Знакомство Александра с завлитом Московского театра им. М. Н. Ермоловой Еленой Леонидовной Якушкиной за считаные месяцы перешло в дружбу. Этому способствовали, конечно, особенности их характеров. Трогательная почтительность и сердечная благодарность за понимание, которые испытывал Вампилов, сошлись с чутким вниманием к таланту и врожденной интеллигентностью, отличавшими Якушкину. Елена Леонидовна с первых дней их общения приняла близко к сердцу успехи, неудачи и тревоги «своего приемного сына». Это бросалось в глаза друзьям Александра. В. Шугаев тепло вспоминал о Якушкиной как вампиловском «ангеле-хранителе», «чей живой и насмешливый ум, чья сердечность, чье знание московской театральной жизни, не только, так сказать, ее восьмой, надводной части, но и остальной, подводной, таинственно-громадной, так помогли Сане впоследствии». Г. Машкин писал, что в ермоловский театр молодые иркутские писатели «были вхожи на правах своих». Елена Леонидовна, «черноокая дама с французским произношением, привлекательная в своем преклонном возрасте и гениально-рассеянная, помогала нам, авторам-землякам, как могла».
Тогда, в январе, Саша оставил Якушкиной первый вариант пьесы «Прощание в июне». Ему хотелось, чтобы Елена Леонидовна показала эту комедию руководителям театра, в первую очередь, конечно, его главному режиссеру В. Комиссаржевскому. Уже в конце мая 1965 года Вампилов пишет из Иркутска:
«Уважаемая Елена Леонидовна! Ваш “приемный сын”, черемховский подкидыш[22], подает голос из города Иркутска. Пишу наудачу, не знаю, в Москве ли Вы. Заканчивая свой, надеюсь, последний вариант[23], хочу узнать, прислать ли его Вам (если прислать, то куда?), как мои дела в Вашем театре. Все еще, за пять тыщ километров, чувствую себя под Вашим крылом, и это мне помогает. Да, да. Вторую картину[24] я привел в порядок, хочу, чтобы Вы были мной довольны. Вы увидите, под Вашим крылом вырастает драмодел — честь по чести.
Если у Вас выберется минутка, напишите мне пару строк. В Москву, если не понадобится летом, я не приеду. Приеду осенью, к началу сезона. У нас облепиховое лето, жара и тишина. Закончу работу, уеду на некоторое время на Байкал, прожигать остатки молодости.

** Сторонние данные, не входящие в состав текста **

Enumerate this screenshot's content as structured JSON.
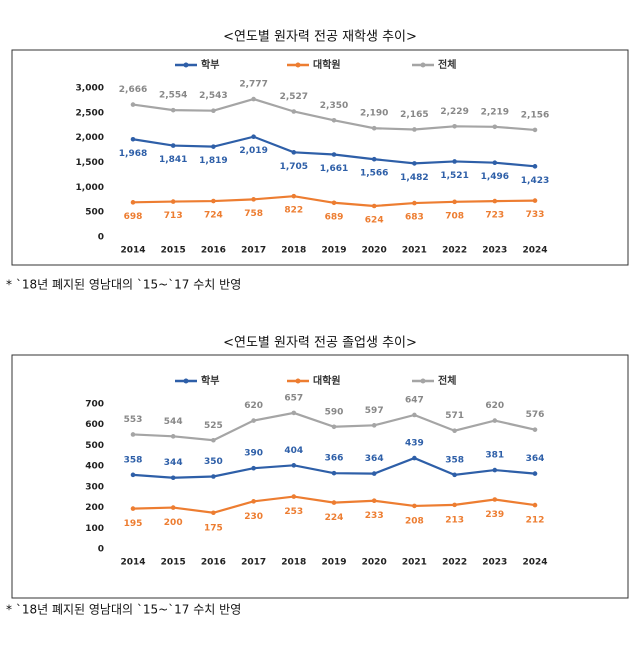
{
  "chart_data": [
    {
      "type": "line",
      "title": "<연도별 원자력 전공 재학생 추이>",
      "note": "* `18년 폐지된 영남대의 `15~`17 수치 반영",
      "categories": [
        "2014",
        "2015",
        "2016",
        "2017",
        "2018",
        "2019",
        "2020",
        "2021",
        "2022",
        "2023",
        "2024"
      ],
      "ylim": [
        0,
        3000
      ],
      "yticks": [
        0,
        500,
        {
          "value": 1000,
          "label": "1,000"
        },
        {
          "value": 1500,
          "label": "1,500"
        },
        {
          "value": 2000,
          "label": "2,000"
        },
        {
          "value": 2500,
          "label": "2,500"
        },
        {
          "value": 3000,
          "label": "3,000"
        }
      ],
      "grid": false,
      "series": [
        {
          "name": "학부",
          "color": "#2e5fa8",
          "values": [
            1968,
            1841,
            1819,
            2019,
            1705,
            1661,
            1566,
            1482,
            1521,
            1496,
            1423
          ],
          "value_labels": [
            "1,968",
            "1,841",
            "1,819",
            "2,019",
            "1,705",
            "1,661",
            "1,566",
            "1,482",
            "1,521",
            "1,496",
            "1,423"
          ]
        },
        {
          "name": "대학원",
          "color": "#ed7d31",
          "values": [
            698,
            713,
            724,
            758,
            822,
            689,
            624,
            683,
            708,
            723,
            733
          ]
        },
        {
          "name": "전체",
          "color": "#a5a5a5",
          "values": [
            2666,
            2554,
            2543,
            2777,
            2527,
            2350,
            2190,
            2165,
            2229,
            2219,
            2156
          ],
          "value_labels": [
            "2,666",
            "2,554",
            "2,543",
            "2,777",
            "2,527",
            "2,350",
            "2,190",
            "2,165",
            "2,229",
            "2,219",
            "2,156"
          ]
        }
      ]
    },
    {
      "type": "line",
      "title": "<연도별 원자력 전공 졸업생 추이>",
      "note": "* `18년 폐지된 영남대의 `15~`17 수치 반영",
      "categories": [
        "2014",
        "2015",
        "2016",
        "2017",
        "2018",
        "2019",
        "2020",
        "2021",
        "2022",
        "2023",
        "2024"
      ],
      "ylim": [
        0,
        700
      ],
      "yticks": [
        0,
        100,
        200,
        300,
        400,
        500,
        600,
        700
      ],
      "grid": false,
      "series": [
        {
          "name": "학부",
          "color": "#2e5fa8",
          "values": [
            358,
            344,
            350,
            390,
            404,
            366,
            364,
            439,
            358,
            381,
            364
          ]
        },
        {
          "name": "대학원",
          "color": "#ed7d31",
          "values": [
            195,
            200,
            175,
            230,
            253,
            224,
            233,
            208,
            213,
            239,
            212
          ]
        },
        {
          "name": "전체",
          "color": "#a5a5a5",
          "values": [
            553,
            544,
            525,
            620,
            657,
            590,
            597,
            647,
            571,
            620,
            576
          ]
        }
      ]
    }
  ]
}
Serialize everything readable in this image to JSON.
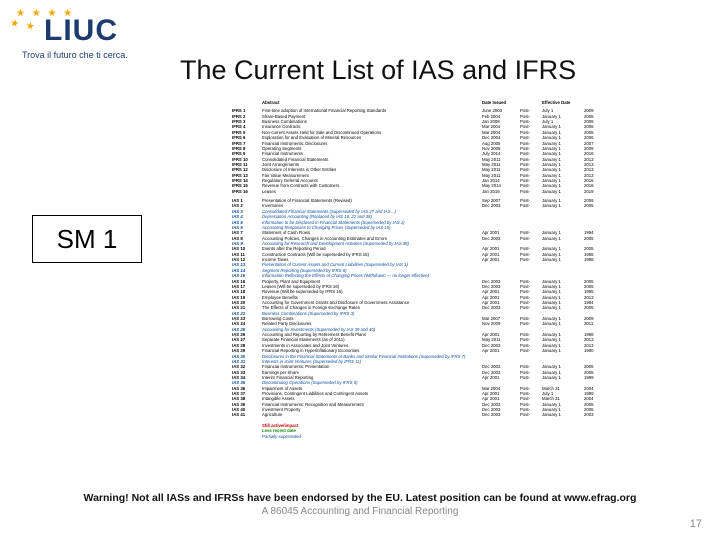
{
  "logo": {
    "brand": "LIUC",
    "tagline": "Trova il futuro che ti cerca.",
    "brand_color": "#1c3b6e",
    "star_color": "#f7a600"
  },
  "title": "The Current List of IAS and IFRS",
  "sm1_label": "SM 1",
  "columns": {
    "abstract": "Abstract",
    "date_issued": "Date Issued",
    "effective": "Effective Date"
  },
  "eff_prefix": "Post-",
  "rows": [
    {
      "code": "IFRS 1",
      "name": "First-time adoption of International Financial Reporting Standards",
      "issued": "June 2003",
      "eff": "July 1",
      "yr": "2009",
      "cls": ""
    },
    {
      "code": "IFRS 2",
      "name": "Share-Based Payment",
      "issued": "Feb 2004",
      "eff": "January 1",
      "yr": "2005",
      "cls": ""
    },
    {
      "code": "IFRS 3",
      "name": "Business Combinations",
      "issued": "Jan 2008",
      "eff": "July 1",
      "yr": "2009",
      "cls": ""
    },
    {
      "code": "IFRS 4",
      "name": "Insurance Contracts",
      "issued": "Mar 2004",
      "eff": "January 1",
      "yr": "2005",
      "cls": ""
    },
    {
      "code": "IFRS 5",
      "name": "Non-current Assets Held for Sale and Discontinued Operations",
      "issued": "Mar 2004",
      "eff": "January 1",
      "yr": "2005",
      "cls": ""
    },
    {
      "code": "IFRS 6",
      "name": "Exploration for and Evaluation of Mineral Resources",
      "issued": "Dec 2004",
      "eff": "January 1",
      "yr": "2006",
      "cls": ""
    },
    {
      "code": "IFRS 7",
      "name": "Financial Instruments: Disclosures",
      "issued": "Aug 2005",
      "eff": "January 1",
      "yr": "2007",
      "cls": ""
    },
    {
      "code": "IFRS 8",
      "name": "Operating Segments",
      "issued": "Nov 2006",
      "eff": "January 1",
      "yr": "2009",
      "cls": ""
    },
    {
      "code": "IFRS 9",
      "name": "Financial Instruments",
      "issued": "July 2014",
      "eff": "January 1",
      "yr": "2018",
      "cls": ""
    },
    {
      "code": "IFRS 10",
      "name": "Consolidated Financial Statements",
      "issued": "May 2011",
      "eff": "January 1",
      "yr": "2013",
      "cls": ""
    },
    {
      "code": "IFRS 11",
      "name": "Joint Arrangements",
      "issued": "May 2011",
      "eff": "January 1",
      "yr": "2013",
      "cls": ""
    },
    {
      "code": "IFRS 12",
      "name": "Disclosure of Interests in Other Entities",
      "issued": "May 2011",
      "eff": "January 1",
      "yr": "2013",
      "cls": ""
    },
    {
      "code": "IFRS 13",
      "name": "Fair Value Measurement",
      "issued": "May 2011",
      "eff": "January 1",
      "yr": "2013",
      "cls": ""
    },
    {
      "code": "IFRS 14",
      "name": "Regulatory Deferral Accounts",
      "issued": "Jan 2014",
      "eff": "January 1",
      "yr": "2016",
      "cls": ""
    },
    {
      "code": "IFRS 15",
      "name": "Revenue from Contracts with Customers",
      "issued": "May 2014",
      "eff": "January 1",
      "yr": "2018",
      "cls": ""
    },
    {
      "code": "IFRS 16",
      "name": "Leases",
      "issued": "Jan 2016",
      "eff": "January 1",
      "yr": "2019",
      "cls": ""
    },
    {
      "code": "",
      "name": "",
      "issued": "",
      "eff": "",
      "yr": "",
      "cls": "spacer"
    },
    {
      "code": "IAS 1",
      "name": "Presentation of Financial Statements (Revised)",
      "issued": "Sep 2007",
      "eff": "January 1",
      "yr": "2009",
      "cls": ""
    },
    {
      "code": "IAS 2",
      "name": "Inventories",
      "issued": "Dec 2003",
      "eff": "January 1",
      "yr": "2005",
      "cls": ""
    },
    {
      "code": "IAS 3",
      "name": "Consolidated Financial Statements (Superseded by IAS 27 and IAS…)",
      "issued": "",
      "eff": "",
      "yr": "",
      "cls": "blue italic"
    },
    {
      "code": "IAS 4",
      "name": "Depreciation Accounting (Replaced by IAS 16, 22 and 38)",
      "issued": "",
      "eff": "",
      "yr": "",
      "cls": "blue italic"
    },
    {
      "code": "IAS 5",
      "name": "Information to be Disclosed in Financial Statements (Superseded by IAS 1)",
      "issued": "",
      "eff": "",
      "yr": "",
      "cls": "blue italic"
    },
    {
      "code": "IAS 6",
      "name": "Accounting Responses to Changing Prices (Superseded by IAS 15)",
      "issued": "",
      "eff": "",
      "yr": "",
      "cls": "blue italic"
    },
    {
      "code": "IAS 7",
      "name": "Statement of Cash Flows",
      "issued": "Apr 2001",
      "eff": "January 1",
      "yr": "1994",
      "cls": ""
    },
    {
      "code": "IAS 8",
      "name": "Accounting Policies, Changes in Accounting Estimates and Errors",
      "issued": "Dec 2003",
      "eff": "January 1",
      "yr": "2005",
      "cls": ""
    },
    {
      "code": "IAS 9",
      "name": "Accounting for Research and Development Activities (Superseded by IAS 38)",
      "issued": "",
      "eff": "",
      "yr": "",
      "cls": "blue italic"
    },
    {
      "code": "IAS 10",
      "name": "Events after the Reporting Period",
      "issued": "Apr 2001",
      "eff": "January 1",
      "yr": "2005",
      "cls": ""
    },
    {
      "code": "IAS 11",
      "name": "Construction Contracts (Will be superseded by IFRS 15)",
      "issued": "Apr 2001",
      "eff": "January 1",
      "yr": "1995",
      "cls": ""
    },
    {
      "code": "IAS 12",
      "name": "Income Taxes",
      "issued": "Apr 2001",
      "eff": "January 1",
      "yr": "1998",
      "cls": ""
    },
    {
      "code": "IAS 13",
      "name": "Presentation of Current Assets and Current Liabilities (Superseded by IAS 1)",
      "issued": "",
      "eff": "",
      "yr": "",
      "cls": "blue italic"
    },
    {
      "code": "IAS 14",
      "name": "Segment Reporting (Superseded by IFRS 8)",
      "issued": "",
      "eff": "",
      "yr": "",
      "cls": "blue italic"
    },
    {
      "code": "IAS 15",
      "name": "Information Reflecting the Effects of Changing Prices (Withdrawn — no longer effective)",
      "issued": "",
      "eff": "",
      "yr": "",
      "cls": "blue italic"
    },
    {
      "code": "IAS 16",
      "name": "Property, Plant and Equipment",
      "issued": "Dec 2003",
      "eff": "January 1",
      "yr": "2005",
      "cls": ""
    },
    {
      "code": "IAS 17",
      "name": "Leases (Will be superseded by IFRS 16)",
      "issued": "Dec 2003",
      "eff": "January 1",
      "yr": "2005",
      "cls": ""
    },
    {
      "code": "IAS 18",
      "name": "Revenue (Will be superseded by IFRS 15)",
      "issued": "Apr 2001",
      "eff": "January 1",
      "yr": "1995",
      "cls": ""
    },
    {
      "code": "IAS 19",
      "name": "Employee Benefits",
      "issued": "Apr 2001",
      "eff": "January 1",
      "yr": "2013",
      "cls": ""
    },
    {
      "code": "IAS 20",
      "name": "Accounting for Government Grants and Disclosure of Government Assistance",
      "issued": "Apr 2001",
      "eff": "January 1",
      "yr": "1984",
      "cls": ""
    },
    {
      "code": "IAS 21",
      "name": "The Effects of Changes in Foreign Exchange Rates",
      "issued": "Dec 2003",
      "eff": "January 1",
      "yr": "2005",
      "cls": ""
    },
    {
      "code": "IAS 22",
      "name": "Business Combinations (Superseded by IFRS 3)",
      "issued": "",
      "eff": "",
      "yr": "",
      "cls": "blue italic"
    },
    {
      "code": "IAS 23",
      "name": "Borrowing Costs",
      "issued": "Mar 2007",
      "eff": "January 1",
      "yr": "2009",
      "cls": ""
    },
    {
      "code": "IAS 24",
      "name": "Related Party Disclosures",
      "issued": "Nov 2009",
      "eff": "January 1",
      "yr": "2011",
      "cls": ""
    },
    {
      "code": "IAS 25",
      "name": "Accounting for Investments (Superseded by IAS 39 and 40)",
      "issued": "",
      "eff": "",
      "yr": "",
      "cls": "blue italic"
    },
    {
      "code": "IAS 26",
      "name": "Accounting and Reporting by Retirement Benefit Plans",
      "issued": "Apr 2001",
      "eff": "January 1",
      "yr": "1998",
      "cls": ""
    },
    {
      "code": "IAS 27",
      "name": "Separate Financial Statements (as of 2011)",
      "issued": "May 2011",
      "eff": "January 1",
      "yr": "2013",
      "cls": ""
    },
    {
      "code": "IAS 28",
      "name": "Investments in Associates and Joint Ventures",
      "issued": "Dec 2003",
      "eff": "January 1",
      "yr": "2013",
      "cls": ""
    },
    {
      "code": "IAS 29",
      "name": "Financial Reporting in Hyperinflationary Economies",
      "issued": "Apr 2001",
      "eff": "January 1",
      "yr": "1990",
      "cls": ""
    },
    {
      "code": "IAS 30",
      "name": "Disclosures in the Financial Statements of Banks and Similar Financial Institutions (Superseded by IFRS 7)",
      "issued": "",
      "eff": "",
      "yr": "",
      "cls": "blue italic"
    },
    {
      "code": "IAS 31",
      "name": "Interests in Joint Ventures (Superseded by IFRS 11)",
      "issued": "",
      "eff": "",
      "yr": "",
      "cls": "blue italic"
    },
    {
      "code": "IAS 32",
      "name": "Financial Instruments: Presentation",
      "issued": "Dec 2003",
      "eff": "January 1",
      "yr": "2005",
      "cls": ""
    },
    {
      "code": "IAS 33",
      "name": "Earnings per Share",
      "issued": "Dec 2003",
      "eff": "January 1",
      "yr": "2005",
      "cls": ""
    },
    {
      "code": "IAS 34",
      "name": "Interim Financial Reporting",
      "issued": "Apr 2001",
      "eff": "January 1",
      "yr": "1999",
      "cls": ""
    },
    {
      "code": "IAS 35",
      "name": "Discontinuing Operations (Superseded by IFRS 5)",
      "issued": "",
      "eff": "",
      "yr": "",
      "cls": "blue italic"
    },
    {
      "code": "IAS 36",
      "name": "Impairment of Assets",
      "issued": "Mar 2004",
      "eff": "March 31",
      "yr": "2004",
      "cls": ""
    },
    {
      "code": "IAS 37",
      "name": "Provisions, Contingent Liabilities and Contingent Assets",
      "issued": "Apr 2001",
      "eff": "July 1",
      "yr": "1999",
      "cls": ""
    },
    {
      "code": "IAS 38",
      "name": "Intangible Assets",
      "issued": "Apr 2001",
      "eff": "March 31",
      "yr": "2004",
      "cls": ""
    },
    {
      "code": "IAS 39",
      "name": "Financial Instruments: Recognition and Measurement",
      "issued": "Dec 2003",
      "eff": "January 1",
      "yr": "2005",
      "cls": ""
    },
    {
      "code": "IAS 40",
      "name": "Investment Property",
      "issued": "Dec 2003",
      "eff": "January 1",
      "yr": "2005",
      "cls": ""
    },
    {
      "code": "IAS 41",
      "name": "Agriculture",
      "issued": "Dec 2003",
      "eff": "January 1",
      "yr": "2003",
      "cls": ""
    }
  ],
  "legend": [
    {
      "text": "Still active/impact",
      "cls": "red"
    },
    {
      "text": "Less recent date",
      "cls": "green"
    },
    {
      "text": "Partially superseded",
      "cls": "blue italic"
    }
  ],
  "footer": {
    "warning": "Warning! Not all IASs and IFRSs have been endorsed by the EU. Latest position can be found at www.efrag.org",
    "course": "A 86045 Accounting and Financial Reporting",
    "page": "17"
  },
  "colors": {
    "blue": "#0a4ea0",
    "red": "#c00000",
    "green": "#0a8a0a",
    "text": "#000000",
    "muted": "#888888"
  }
}
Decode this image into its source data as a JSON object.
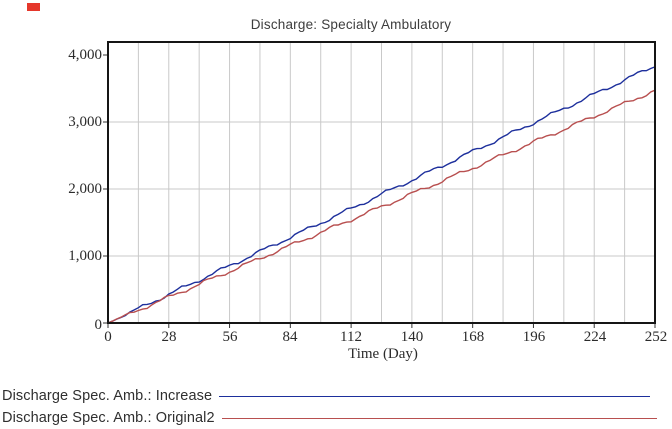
{
  "window": {
    "background": "#ffffff"
  },
  "marker": {
    "name": "red-marker",
    "color": "#e5372b"
  },
  "chart_data": {
    "type": "line",
    "title": "Discharge: Specialty Ambulatory",
    "xlabel": "Time (Day)",
    "ylabel": "",
    "xlim": [
      0,
      252
    ],
    "ylim": [
      0,
      4000
    ],
    "grid": true,
    "minor_x_grid_step": 14,
    "x_ticks": [
      "0",
      "28",
      "56",
      "84",
      "112",
      "140",
      "168",
      "196",
      "224",
      "252"
    ],
    "y_ticks": [
      "4,000",
      "3,000",
      "2,000",
      "1,000",
      "0"
    ],
    "x": [
      0,
      28,
      56,
      84,
      112,
      140,
      168,
      196,
      224,
      252
    ],
    "series": [
      {
        "name": "Discharge Spec. Amb.: Increase",
        "color": "#1d2f9c",
        "values": [
          0,
          427,
          853,
          1280,
          1707,
          2133,
          2560,
          2987,
          3413,
          3840
        ]
      },
      {
        "name": "Discharge Spec. Amb.: Original2",
        "color": "#b84f4f",
        "values": [
          0,
          386,
          771,
          1157,
          1542,
          1928,
          2313,
          2699,
          3084,
          3470
        ]
      }
    ],
    "legend_position": "bottom-left",
    "frame_color": "#151515",
    "grid_color": "#c9c9c9",
    "tick_color": "#333333"
  }
}
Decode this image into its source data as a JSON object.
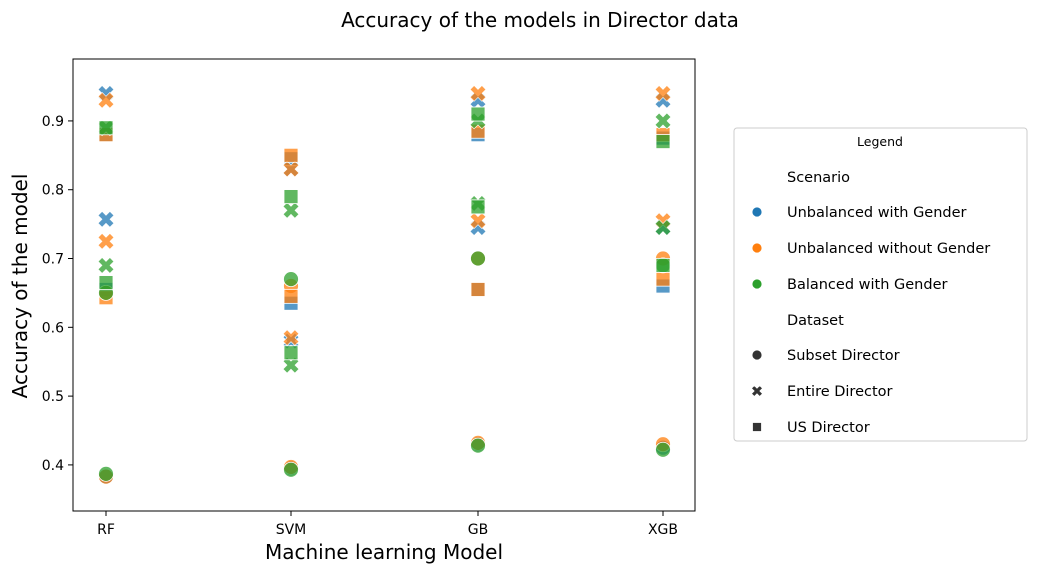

Засим желаю Вам здоровья. Ваш Вампилов».
Осенью 1965 года в Читу съехались молодые авторы из республик, краев и областей Сибири и Дальнего Востока. Иркутский поэт М. Сергеев, руководивший тогда областной писательской организацией, рассказывал позже, как родилась мысль собрать их на творческий семинар. Поначалу Сергеев и его читинский коллега решили провести совместно учебу литературных «новобранцев» только своих областей. Писатели этих двух регионов имели одно издательство, часто затевали общие творческие акции. Когда «закоперщики» по правилам того времени обратились за поддержкой в Союз писателей РСФСР и ЦК комсомола, там не только одобрили предложение, но и придали ему больший размах: решено было собрать молодых талантливых авторов, живущих на территории от Красноярска до Южно-Сахалинска и Владивостока.